José Luis López de Lacalle ha derrotado a la ignominia con una frase de cuya verdad puedo testificar: "A nosotros ya no nos para nadie". Este plural optimista no es sólo un juicio de hecho; es también un juicio de valor. El juicio quiere decir, en efecto, varias cosas: "A mí nadie me hará callar"; y también, "lo que digo para mí vale para otros, con los que me siento solidario, esto es, lo que afirmo para mí, quiero, y creo, que servirá también para otros, para aquellos a los que me refiero cuando les incluyo en el término 'nosotros". Provoca la frase, también, ahora, un sarcasmo abyecto, que podrán celebrar los asesinos ("¡vaya si te hemos parado!"); un sarcasmo que podrán comprender acaso los que, lamentando la muerte, entienden su carácter inevitable (me refiero, claro está, a los del Pacto de Lizarra). Pero José Luis López de Lacalle, con su frase, estaba separando el morir y el matar. La muerte es, desde luego, la detención final, el destino al que no podemos escapar. Pero al haber elegido morir, aunque lo maten, por defender su propia coherencia ética, esto es, su derecho a vivir como ha elegido, con libertad hasta el final, ha integrado el morir como el acto final de su propia trayectoria y ha impedido que la muerte que le han causado sea su derrota.La primera separación entre el morir y el matar afecta así a la propia dignidad de la persona y a la aceptación libre de su vida, hasta el final de la misma. Escamotea la muerte del campo de decisión de los asesinos y la convierte, en el mismo momento del acto criminal perpetrado contra la víctima, en la última asunción de la libertad: no he elegido que me maten, pero he elegido que, aunque me maten, el morir se convierta en la asunción de mi modelo de vivir, hasta la muerte.
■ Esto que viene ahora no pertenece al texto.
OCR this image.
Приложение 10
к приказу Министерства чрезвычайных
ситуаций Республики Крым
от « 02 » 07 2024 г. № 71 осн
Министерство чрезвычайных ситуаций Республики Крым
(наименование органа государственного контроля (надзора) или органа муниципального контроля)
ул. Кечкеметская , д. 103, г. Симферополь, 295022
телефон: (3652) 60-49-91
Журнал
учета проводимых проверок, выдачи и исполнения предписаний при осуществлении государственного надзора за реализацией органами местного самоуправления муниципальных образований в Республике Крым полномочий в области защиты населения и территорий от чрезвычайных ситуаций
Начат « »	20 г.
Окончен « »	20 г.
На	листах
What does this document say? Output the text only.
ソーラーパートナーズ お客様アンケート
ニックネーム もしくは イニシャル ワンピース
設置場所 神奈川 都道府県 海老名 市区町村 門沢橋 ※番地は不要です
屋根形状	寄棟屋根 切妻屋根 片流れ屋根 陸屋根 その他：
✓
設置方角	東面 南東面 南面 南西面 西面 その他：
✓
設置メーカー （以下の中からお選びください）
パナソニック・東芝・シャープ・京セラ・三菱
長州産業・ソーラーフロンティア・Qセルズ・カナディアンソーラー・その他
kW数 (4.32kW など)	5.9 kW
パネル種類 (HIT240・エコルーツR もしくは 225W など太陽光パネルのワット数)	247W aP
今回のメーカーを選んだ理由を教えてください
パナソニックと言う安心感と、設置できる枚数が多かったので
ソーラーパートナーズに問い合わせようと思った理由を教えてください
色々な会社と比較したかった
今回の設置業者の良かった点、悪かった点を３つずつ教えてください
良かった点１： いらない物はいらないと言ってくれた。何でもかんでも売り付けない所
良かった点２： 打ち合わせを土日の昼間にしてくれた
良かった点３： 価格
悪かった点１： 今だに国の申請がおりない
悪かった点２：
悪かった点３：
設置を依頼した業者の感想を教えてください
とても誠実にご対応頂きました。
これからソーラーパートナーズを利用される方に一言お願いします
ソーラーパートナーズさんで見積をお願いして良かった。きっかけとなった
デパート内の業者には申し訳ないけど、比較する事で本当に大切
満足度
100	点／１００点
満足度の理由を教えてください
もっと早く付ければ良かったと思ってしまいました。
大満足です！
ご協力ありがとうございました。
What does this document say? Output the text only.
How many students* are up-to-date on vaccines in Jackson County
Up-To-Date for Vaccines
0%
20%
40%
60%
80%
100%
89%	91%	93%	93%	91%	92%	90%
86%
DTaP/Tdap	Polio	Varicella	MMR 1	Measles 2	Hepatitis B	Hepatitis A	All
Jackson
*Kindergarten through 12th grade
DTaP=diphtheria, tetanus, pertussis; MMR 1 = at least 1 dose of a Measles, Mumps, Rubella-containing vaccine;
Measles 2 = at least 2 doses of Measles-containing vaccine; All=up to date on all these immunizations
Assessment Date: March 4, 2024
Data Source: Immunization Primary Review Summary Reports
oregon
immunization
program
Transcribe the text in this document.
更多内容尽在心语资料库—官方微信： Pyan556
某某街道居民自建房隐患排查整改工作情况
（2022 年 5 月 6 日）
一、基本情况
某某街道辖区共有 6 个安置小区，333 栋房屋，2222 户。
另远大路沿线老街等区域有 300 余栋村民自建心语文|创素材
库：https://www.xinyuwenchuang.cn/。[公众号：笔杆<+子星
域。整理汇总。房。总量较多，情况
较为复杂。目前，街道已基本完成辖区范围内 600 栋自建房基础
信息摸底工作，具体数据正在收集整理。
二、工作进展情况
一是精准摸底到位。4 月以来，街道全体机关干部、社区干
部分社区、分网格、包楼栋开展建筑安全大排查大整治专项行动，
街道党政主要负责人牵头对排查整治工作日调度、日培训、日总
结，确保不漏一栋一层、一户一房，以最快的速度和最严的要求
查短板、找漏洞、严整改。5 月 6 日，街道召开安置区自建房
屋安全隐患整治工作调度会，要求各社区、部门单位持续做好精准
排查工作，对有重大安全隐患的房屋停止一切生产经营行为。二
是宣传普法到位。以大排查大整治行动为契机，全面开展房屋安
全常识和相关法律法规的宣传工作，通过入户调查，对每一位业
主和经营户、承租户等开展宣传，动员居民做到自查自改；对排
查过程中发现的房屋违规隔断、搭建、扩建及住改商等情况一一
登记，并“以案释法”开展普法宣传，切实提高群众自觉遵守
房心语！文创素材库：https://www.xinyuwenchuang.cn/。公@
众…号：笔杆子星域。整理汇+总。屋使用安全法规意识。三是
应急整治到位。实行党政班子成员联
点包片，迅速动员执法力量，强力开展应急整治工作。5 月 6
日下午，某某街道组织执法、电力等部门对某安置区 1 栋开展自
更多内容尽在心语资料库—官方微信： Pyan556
No piensen los lectores que éstas son sutilezas abstractas. Es algo cotidiano en un país amenazado por el terrorismo. Al temor y al dolor se les vence con esta especie de moral estoica, o de decencia, si queremos emplear términos menos altisonantes, por la que la posible víctima se niega a que le paren mientras vive y a que, cuando deciden matarla, le arrebaten su propio morir, como acto final de su vida.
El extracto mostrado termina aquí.